684 / 2024-09-19 02:29:02
Climatic shifts and increased anthropogenic nitrogen footprints correlate with increased severity and duration of blooms of the toxic dinoflagellate Karenia brevis in the Gulf of Mexico over the past 50 years
harmful algal blooms, Karenia brevis, nutrient pollution, climate change
Session 13 - Coastal Environmental Ecology under anthropogenic activities and natural changes
Abstract Accepted
Patricia Glibert / University of Maryland Center for Environmental Science
Cynthia Heil / Mote Marine Laboratory
Ming Li / University of Maryland Center for Environmental Science
Blooms of the toxigenic, harmful dinoflagellate Karenia brevis are an almost annual occurrence in the eastern Gulf of Mexico, typically initiating after the summer months and terminating in early spring or earlier. The question of whether blooms have been expanding in frequency or duration has been debated for years. Irregularity of data prior to the mid 1990s has hampered statistical analyses of long term trends. Recently, a bloom severity index was developed that captures changes in bloom occurrence in a rigorous way. Based on this index, bloom severity has increased over the past 5 decades.
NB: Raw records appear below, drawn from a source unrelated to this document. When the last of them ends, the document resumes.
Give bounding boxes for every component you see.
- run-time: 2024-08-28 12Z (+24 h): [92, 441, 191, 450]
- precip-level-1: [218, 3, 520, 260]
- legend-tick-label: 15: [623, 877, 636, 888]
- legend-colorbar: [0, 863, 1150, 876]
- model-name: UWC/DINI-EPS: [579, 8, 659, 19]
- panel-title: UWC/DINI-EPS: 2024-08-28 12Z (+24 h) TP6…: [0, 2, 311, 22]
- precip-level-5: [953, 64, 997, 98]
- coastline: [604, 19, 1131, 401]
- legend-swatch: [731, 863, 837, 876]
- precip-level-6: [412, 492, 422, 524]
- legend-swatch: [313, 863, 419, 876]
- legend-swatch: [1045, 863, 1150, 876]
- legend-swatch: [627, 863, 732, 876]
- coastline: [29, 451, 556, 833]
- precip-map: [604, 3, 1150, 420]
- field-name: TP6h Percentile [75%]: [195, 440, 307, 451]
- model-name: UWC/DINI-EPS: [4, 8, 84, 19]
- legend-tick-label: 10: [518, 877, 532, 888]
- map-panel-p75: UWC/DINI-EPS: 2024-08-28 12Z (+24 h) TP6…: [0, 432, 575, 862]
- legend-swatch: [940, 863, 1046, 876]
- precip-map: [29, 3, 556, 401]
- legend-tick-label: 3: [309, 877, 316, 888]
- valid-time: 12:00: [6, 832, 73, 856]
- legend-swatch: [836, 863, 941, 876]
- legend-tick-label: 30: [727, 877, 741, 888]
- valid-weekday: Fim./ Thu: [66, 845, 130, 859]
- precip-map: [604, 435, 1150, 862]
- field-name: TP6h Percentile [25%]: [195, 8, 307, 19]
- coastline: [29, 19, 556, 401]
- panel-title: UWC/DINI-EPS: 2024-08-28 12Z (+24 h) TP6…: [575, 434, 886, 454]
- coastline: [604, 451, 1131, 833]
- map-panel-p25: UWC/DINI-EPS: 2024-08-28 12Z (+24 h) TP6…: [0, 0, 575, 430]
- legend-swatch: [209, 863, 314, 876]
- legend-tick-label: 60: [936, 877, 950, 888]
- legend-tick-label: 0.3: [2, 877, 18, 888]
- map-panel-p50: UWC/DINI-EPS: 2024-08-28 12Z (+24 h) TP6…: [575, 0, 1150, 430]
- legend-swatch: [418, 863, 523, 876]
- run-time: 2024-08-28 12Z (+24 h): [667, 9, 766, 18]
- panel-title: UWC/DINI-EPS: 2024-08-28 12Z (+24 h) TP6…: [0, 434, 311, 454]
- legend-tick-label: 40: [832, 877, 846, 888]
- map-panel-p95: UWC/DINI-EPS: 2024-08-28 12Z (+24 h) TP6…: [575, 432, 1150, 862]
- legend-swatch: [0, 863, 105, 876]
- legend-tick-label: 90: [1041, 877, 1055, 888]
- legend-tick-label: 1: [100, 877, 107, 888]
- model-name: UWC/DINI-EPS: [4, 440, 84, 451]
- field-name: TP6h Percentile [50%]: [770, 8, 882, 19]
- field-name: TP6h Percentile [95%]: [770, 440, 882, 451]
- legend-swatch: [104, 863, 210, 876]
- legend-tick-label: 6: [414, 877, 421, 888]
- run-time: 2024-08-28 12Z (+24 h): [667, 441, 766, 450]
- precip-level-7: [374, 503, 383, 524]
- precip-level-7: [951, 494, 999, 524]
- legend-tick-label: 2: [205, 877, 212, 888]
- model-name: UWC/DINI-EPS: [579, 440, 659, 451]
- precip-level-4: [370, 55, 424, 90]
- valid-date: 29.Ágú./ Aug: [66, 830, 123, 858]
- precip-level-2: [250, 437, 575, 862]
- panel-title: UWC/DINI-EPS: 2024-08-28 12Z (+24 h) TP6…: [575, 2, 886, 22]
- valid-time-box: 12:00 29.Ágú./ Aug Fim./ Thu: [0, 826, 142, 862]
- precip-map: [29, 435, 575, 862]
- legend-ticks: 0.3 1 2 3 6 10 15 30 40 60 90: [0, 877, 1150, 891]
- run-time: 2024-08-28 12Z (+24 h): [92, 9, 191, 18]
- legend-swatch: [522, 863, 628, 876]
More severe blooms are related to increases in Gulf of Mexico temperature anomalies since the mid 1990s, as well as increases in river flow of the major river, the Caloosahatchee. Applying a measure of the nitrogen input from anthropogenic sources, there is also a direct and significant relationship with increasing bloom duration per year, and this relationship strengthens when decadal, rather than annual, averages are applied. Clearly, the combination of regional warming, changes in river flow, and increased nitrogen pollution continue to stress the waters of the eastern Gulf of Mexico and more blooms of this toxic dinoflagellate may be anticipated in the future.